Binary Classification with VowpalWabbit on Criteo Dataset
SparkML Vector input
Read dataset
import pyspark.sql.types as T
schema = T.StructType(
[
T.StructField("label", T.IntegerType(), True),
*[T.StructField("i" + str(i), T.IntegerType(), True) for i in range(1, 13)],
*[T.StructField("s" + str(i), T.StringType(), True) for i in range(26)],
]
)
df = (
spark.read.format("csv")
.option("header", False)
.option("delimiter", "\t")
.schema(schema)
.load("wasbs://publicwasb@mmlspark.blob.core.windows.net/criteo_day0_1k.csv.gz")
)
# print dataset basic info
print("records read: " + str(df.count()))
print("Schema: ")
df.printSchema()
display(df)
Use VowpalWabbitFeaturizer to convert data features into vector
from synapse.ml.vw import VowpalWabbitFeaturizer
featurizer = VowpalWabbitFeaturizer(
inputCols=[
*["i" + str(i) for i in range(1, 13)],
*["s" + str(i) for i in range(26)],
],
outputCol="features",
)
df = featurizer.transform(df).select("label", "features")

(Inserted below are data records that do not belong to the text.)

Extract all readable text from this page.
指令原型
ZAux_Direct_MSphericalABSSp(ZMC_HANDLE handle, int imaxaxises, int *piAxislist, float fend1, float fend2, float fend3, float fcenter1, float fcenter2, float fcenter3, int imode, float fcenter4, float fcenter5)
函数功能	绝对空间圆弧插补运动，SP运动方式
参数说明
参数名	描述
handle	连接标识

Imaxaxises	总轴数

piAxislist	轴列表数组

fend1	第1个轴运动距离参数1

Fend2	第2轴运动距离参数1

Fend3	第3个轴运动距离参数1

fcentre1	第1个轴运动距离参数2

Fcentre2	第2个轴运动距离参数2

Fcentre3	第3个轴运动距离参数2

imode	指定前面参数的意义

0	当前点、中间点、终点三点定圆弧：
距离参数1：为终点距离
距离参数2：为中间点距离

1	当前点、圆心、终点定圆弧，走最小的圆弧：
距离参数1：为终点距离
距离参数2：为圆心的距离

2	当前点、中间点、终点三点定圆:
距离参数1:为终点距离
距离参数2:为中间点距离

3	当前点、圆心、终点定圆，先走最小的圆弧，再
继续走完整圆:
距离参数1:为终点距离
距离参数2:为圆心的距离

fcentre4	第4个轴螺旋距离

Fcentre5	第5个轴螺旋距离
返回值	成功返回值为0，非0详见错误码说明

Split the dataset into train and test
train, test = df.randomSplit([0.85, 0.15], seed=1)
Model Training
from synapse.ml.vw import VowpalWabbitClassifier
model = VowpalWabbitClassifier(
numPasses=20,
labelCol="label",
featuresCol="features",
passThroughArgs="--holdout_off --loss_function logistic",
).fit(train)
Model Prediction
predictions = model.transform(test)
display(predictions)
from synapse.ml.train import ComputeModelStatistics
metrics = ComputeModelStatistics(
evaluationMetric="classification", labelCol="label", scoredLabelsCol="prediction"
).transform(predictions)
display(metrics)